Il Massachusetts Institute of Technology (Mit) apre la strada al controspionaggio accademico contro le infiltrazioni cinesi seguendo le indicazioni date a tale proposito dal Giappone. Ma vediamo nel concreto come la celebre università americana intende contrastare lo spionaggio cinese in settori chiave della ricerca scientifica e tecnologica.



Quando parliamo di innovazione in campo scientifico e tecnologico riferendoci al Mit americano inevitabilmente il riferimento è all’intelligenza artificiale e alla robotica, due settori che sono cruciali per la Cina. Non sorprende che l’Mit abbia introdotto un vero e proprio programma di controspionaggio.

Il programma del Mit è il frutto di un processo avviato nel 2021, quando Leo Rafael Reif, presidente dell’istituto, ha chiesto a un piccolo gruppo di professori esperti di Cina e tecnologie all’avanguardia di elaborare una serie di raccomandazioni su come il Mit dovrebbe avvicinarsi alla collaborazione con le istituzioni cinesi. Ciò ha fatto seguito all’arresto nel gennaio 2021 del ricercatore del Mit Gang Chen nell’ambito della China Initiative dell’amministrazione Trump, per non aver dichiarato i suoi legami con le istituzioni cinesi. Il caso è crollato all’inizio dello scorso anno quando il Dipartimento di Giustizia Ua ha revocato tutte le accuse contro il ricercatore sulla base del fatto che non esistevano regolamenti al Mit che gli imponessero di dichiarare le sue affiliazioni accademiche.



Il comitato di esperti, costituito dal Mit sotto la guida dei professori Richard Lester e Lily Tsai, ha redatto una prima versione del rapporto, che è stata fatta circolare nella comunità di ricerca del Mit prima della pubblicazione del documento finale lo scorso ottobre. Il processo è gestito dal China Report Implementation Team, coordinato da Lester, dal suo collega Yasheng Huang e dal nuovo presidente del Mit Sally Kornbluth.

La prima raccomandazione posta in essere da questo comitato è ovviamente quello di non lavorare con la Cina su progetti di difesa e proprio per questo il Mit prevede di realizzare programmi di formazione ad hoc per educare il direttore dei programmi sui rischi di lavorare con colleghi cinesi, ma soprattutto per rendere obbligatori corsi di storia, cultura ed economia cinesi allo scopo di comprendere meglio la forma mentis cinese. Ed è ovvio che voglia anche bandire i suoi accademici dai programmi di reclutamento di talenti cinesi, che si rivolgono principalmente ai ricercatori europei.



Dicevamo che questo sistema si ispira a quello giapponese. Ma in cosa consiste – per quanto sia possibile sapere, considerando la materia strettamente riservata sul piano militare – questo programma di prevenzione o di controspionaggio?

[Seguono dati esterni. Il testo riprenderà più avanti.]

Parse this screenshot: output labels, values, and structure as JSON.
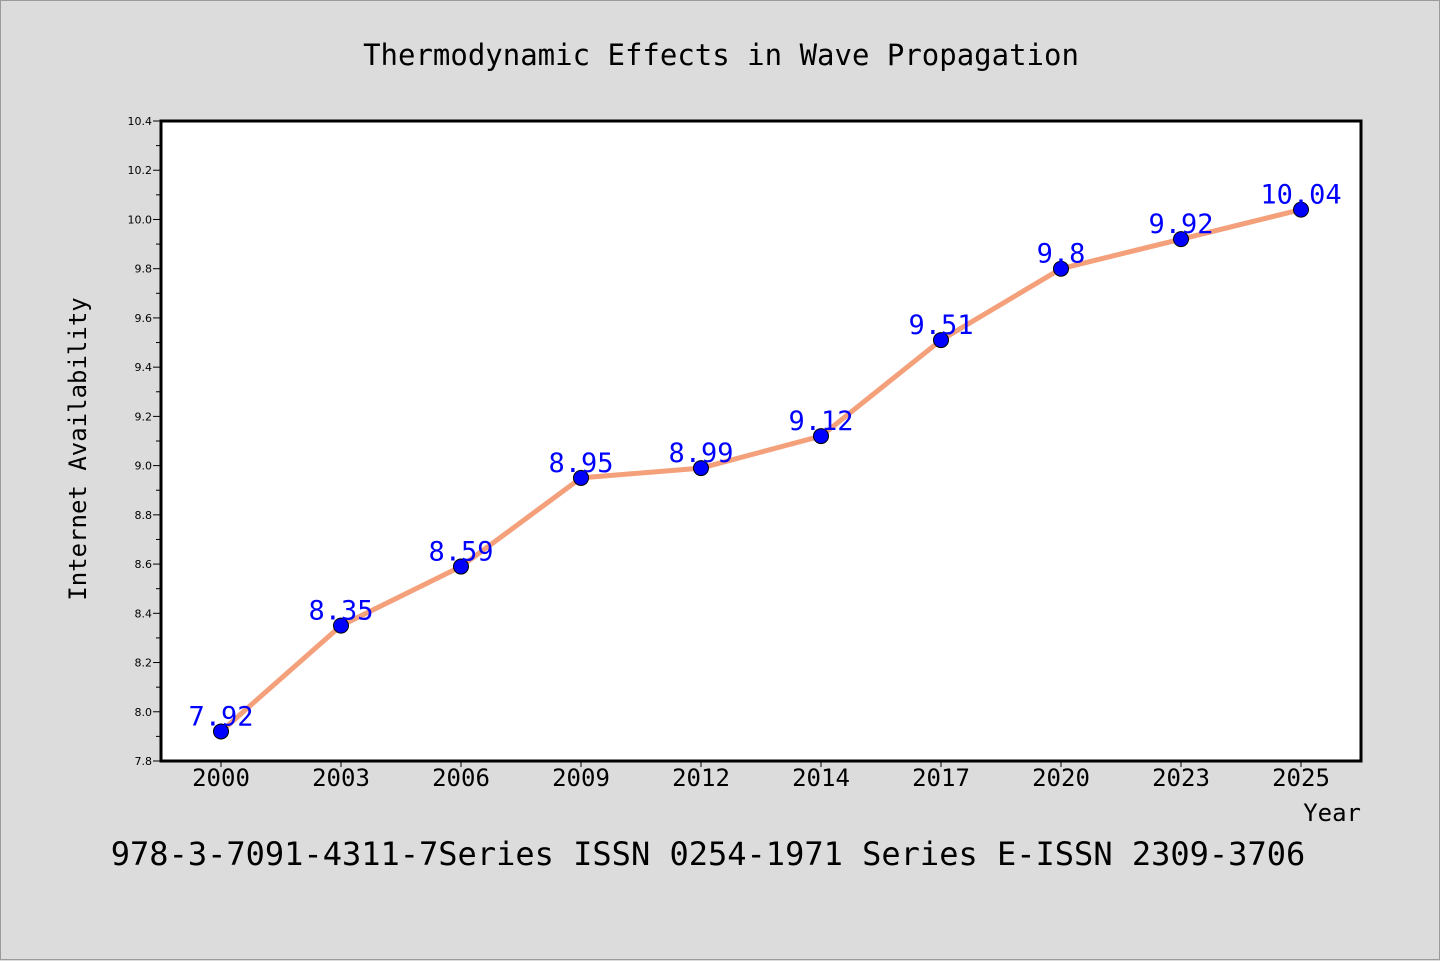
{
  "chart_data": {
    "type": "line",
    "title": "Thermodynamic Effects in Wave Propagation",
    "xlabel": "Year",
    "ylabel": "Internet Availability",
    "categories": [
      "2000",
      "2003",
      "2006",
      "2009",
      "2012",
      "2014",
      "2017",
      "2020",
      "2023",
      "2025"
    ],
    "series": [
      {
        "values": [
          7.92,
          8.35,
          8.59,
          8.95,
          8.99,
          9.12,
          9.51,
          9.8,
          9.92,
          10.04
        ],
        "data_labels": [
          "7.92",
          "8.35",
          "8.59",
          "8.95",
          "8.99",
          "9.12",
          "9.51",
          "9.8",
          "9.92",
          "10.04"
        ],
        "line_color": "#f4a07a",
        "marker_color": "#0000ff"
      }
    ],
    "ylim": [
      7.8,
      10.4
    ],
    "yticks": [
      "7.8",
      "8.0",
      "8.2",
      "8.4",
      "8.6",
      "8.8",
      "9.0",
      "9.2",
      "9.4",
      "9.6",
      "9.8",
      "10.0",
      "10.2",
      "10.4"
    ],
    "grid": false,
    "legend": "none"
  },
  "footer": "978-3-7091-4311-7Series ISSN 0254-1971 Series E-ISSN 2309-3706",
  "colors": {
    "background": "#dcdcdc",
    "plot_background": "#ffffff",
    "data_label": "#0000ff"
  }
}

Il Giappone è attualmente l’unico Paese con una unità militare dedicata alla classificazione sistematica delle informazioni sulle attività, i lavori e le pubblicazioni degli studenti cinesi che studiano nel Paese. Gli stessi studenti saranno monitorati per tutta la loro vita professionale, dal momento che i loro lavori e le loro attività all’estero sono considerati questioni di sicurezza nazionale.

Per svolgere con la massima discrezione tali attività di sorveglianza a lungo termine, università e centri di ricerca ospitano da anni militari di carriera incaricati di coordinare gli archivi degli “studenti a rischio”.

I files sugli studenti cinesi rappresentano oltre il 90% di quegli archivi, e, a partire dal 2019, tutti gli studenti provenienti dalla Cina sono stati contabilizzati, indipendentemente dal loro profilo, dalla regione di origine e dal corso di studi scelto.

Dalla metà del 2022, le unità universitarie speciali del Giappone hanno prestato particolare interesse agli studenti di scienze e hanno monitorato più sistematicamente le collaborazioni di ricerca accademica. Questi sviluppi, combinati con una crescita esponenziale del numero di studenti che decidono di tornare in Cina dopo i loro studi, hanno portato a un aumento sproporzionato del numero di casi da monitorare.

Il ministero dell’Istruzione cinese ha pubblicato alla fine dell’anno scorso dati che rivelano che un numero record di studenti internazionali è tornato nel Paese nel 2022 per cercare lavoro. Questa è una preoccupazione per le università giapponesi, dove gli studenti cinesi rappresentano poco meno del 50% degli studenti stranieri. E proprio per questo, infatti, il ministero della Difesa ha deciso di rafforzare le sue attività di monitoraggio.